Sounding Places
More-Than-Representational Geographies of Sound and Music
Edited by Karolina Doughty, Michelle Duffy and Theresa Harada
Chapter 2: Soundings: sensing and encounters in/with/of place
Michelle Duffy, Angela Campbell and Richard Chew
Abstract
Drawing on McCormack’s (2013) notion of fieldworking and Hawkin’s (2011) suggestion of ‘doings’, this chapter seeks to capture the unfolding of the performance of an Australian folk song in a sheep shed. This performance was part of a workshop held at an historic pastoral property owned and operated by Sovereign Hill, an open-air museum in Victoria. We wanted to explore the dynamic change in the region’s environments, landscapes and waterways, acknowledging that they are shaped and shared by humans and non-humans alike.

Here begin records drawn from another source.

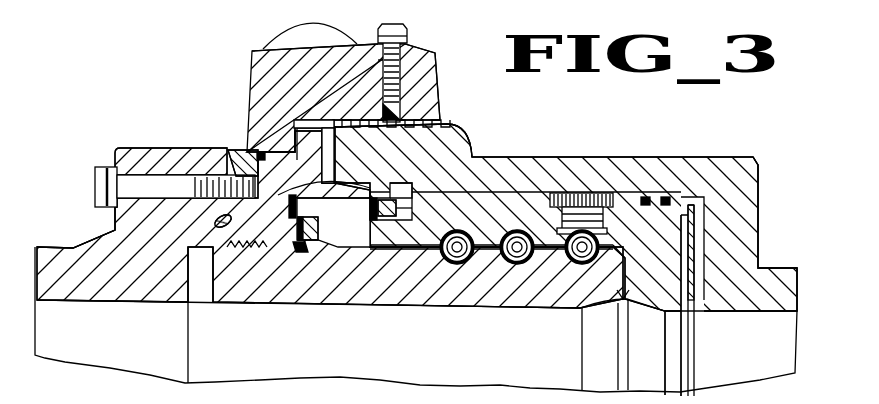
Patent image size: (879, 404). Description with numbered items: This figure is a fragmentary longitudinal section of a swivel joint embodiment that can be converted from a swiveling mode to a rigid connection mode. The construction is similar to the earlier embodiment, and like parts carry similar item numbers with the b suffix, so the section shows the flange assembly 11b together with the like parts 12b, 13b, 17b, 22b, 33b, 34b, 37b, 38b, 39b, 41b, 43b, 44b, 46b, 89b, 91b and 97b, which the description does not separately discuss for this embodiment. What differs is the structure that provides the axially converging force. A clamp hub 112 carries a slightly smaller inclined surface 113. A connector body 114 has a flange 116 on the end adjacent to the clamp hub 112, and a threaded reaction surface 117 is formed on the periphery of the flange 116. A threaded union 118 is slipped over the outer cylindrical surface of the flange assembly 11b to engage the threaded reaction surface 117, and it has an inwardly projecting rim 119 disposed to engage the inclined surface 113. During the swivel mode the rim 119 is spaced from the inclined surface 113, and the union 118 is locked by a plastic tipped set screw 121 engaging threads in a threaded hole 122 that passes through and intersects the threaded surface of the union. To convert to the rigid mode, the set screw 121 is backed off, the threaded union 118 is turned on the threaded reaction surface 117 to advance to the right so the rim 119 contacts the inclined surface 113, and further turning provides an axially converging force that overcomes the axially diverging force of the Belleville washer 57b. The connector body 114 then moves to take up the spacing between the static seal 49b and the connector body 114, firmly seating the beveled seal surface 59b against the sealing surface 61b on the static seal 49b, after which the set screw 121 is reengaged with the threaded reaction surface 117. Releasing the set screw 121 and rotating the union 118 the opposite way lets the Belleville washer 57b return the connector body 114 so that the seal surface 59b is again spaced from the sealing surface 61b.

The flange assembly 11b is at (100, 152).
The housing body 12b is at (768, 201).
The base member 13b is at (148, 340).
The bolt 17b is at (107, 183).
The main body 22b is at (408, 294).
The ball 33b is at (540, 258).
The sleeve wall 34b is at (668, 309).
The ball 37b is at (502, 236).
The ball housing 38b is at (610, 238).
The ball 39b is at (479, 260).
The threaded fitting 41b is at (585, 194).
The retainer block 43b is at (412, 210).
The track 44b is at (401, 249).
The notch 46b is at (402, 186).
The static seal 49b is at (338, 182).
The Belleville washer 57b is at (694, 259).
The beveled seal surface 59b is at (329, 223).
The sealing surface 61b is at (352, 192).
The notch 89b is at (626, 290).
The pins 91b is at (665, 196).
The nut 97b is at (139, 157).
The clamp hub 112 is at (238, 152).
The inclined surface 113 is at (290, 143).
The connector body 114 is at (657, 160).
The flange 116 is at (452, 140).
The threaded reaction surface 117 is at (398, 120).
The threaded union 118 is at (250, 65).
The inwardly projecting rim 119 is at (313, 122).
The plastic tipped set screw 121 is at (408, 40).
The threaded hole 122 is at (385, 64).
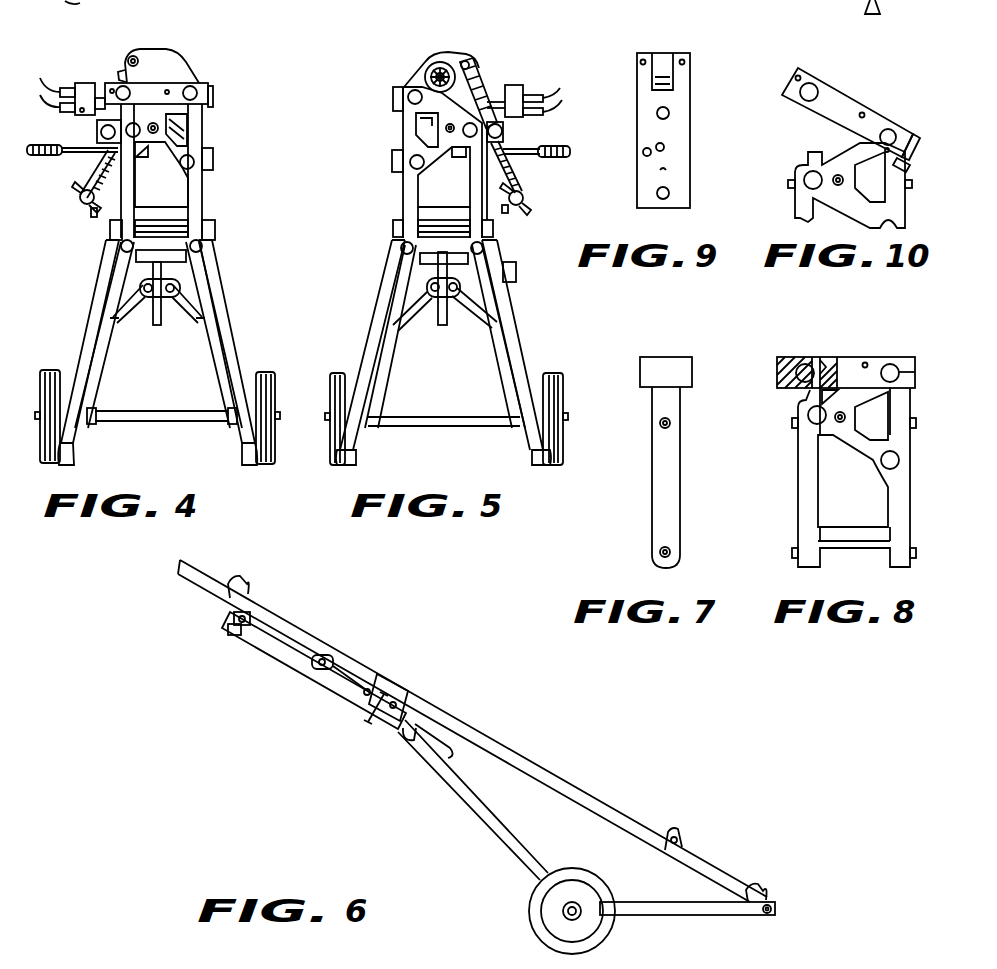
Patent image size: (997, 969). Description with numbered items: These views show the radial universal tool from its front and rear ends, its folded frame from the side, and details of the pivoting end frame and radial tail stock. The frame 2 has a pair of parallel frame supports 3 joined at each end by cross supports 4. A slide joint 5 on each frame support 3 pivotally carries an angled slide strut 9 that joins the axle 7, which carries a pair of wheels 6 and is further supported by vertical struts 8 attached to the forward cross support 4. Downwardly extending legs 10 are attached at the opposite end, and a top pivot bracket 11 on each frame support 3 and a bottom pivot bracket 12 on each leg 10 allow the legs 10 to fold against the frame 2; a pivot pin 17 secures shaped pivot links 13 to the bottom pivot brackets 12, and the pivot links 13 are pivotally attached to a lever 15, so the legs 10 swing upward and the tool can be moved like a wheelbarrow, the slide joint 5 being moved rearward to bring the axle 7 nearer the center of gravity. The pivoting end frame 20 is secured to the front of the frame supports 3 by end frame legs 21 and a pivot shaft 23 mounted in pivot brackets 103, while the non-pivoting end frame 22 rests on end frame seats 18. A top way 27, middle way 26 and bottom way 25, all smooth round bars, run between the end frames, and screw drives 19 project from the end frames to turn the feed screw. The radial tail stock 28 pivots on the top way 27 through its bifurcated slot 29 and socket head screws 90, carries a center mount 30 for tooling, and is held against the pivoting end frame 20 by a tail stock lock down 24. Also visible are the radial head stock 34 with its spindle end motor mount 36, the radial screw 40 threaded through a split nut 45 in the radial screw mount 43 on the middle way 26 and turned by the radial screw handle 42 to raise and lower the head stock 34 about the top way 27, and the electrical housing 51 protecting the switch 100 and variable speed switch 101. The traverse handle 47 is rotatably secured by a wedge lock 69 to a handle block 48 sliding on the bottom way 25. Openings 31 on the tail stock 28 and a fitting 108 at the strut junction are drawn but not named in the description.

In FIG. 6, the frame 2 is at (494, 722).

We tasked ourselves with a provocation: to work in small groups and respond to the landscape around us using whatever types of approach, materials and practices we chose. Here we explore one of those provocations, listening to a colleague’s haunting rendition of the folk song, ‘Flash Jack from Gundagai’ in a shearing shed. Our exploration of this draws on non-representational theory—or more-than-representational theory—as an attempt to capture the ephemeral nature of a lived and living experience through art practice, specifically through music.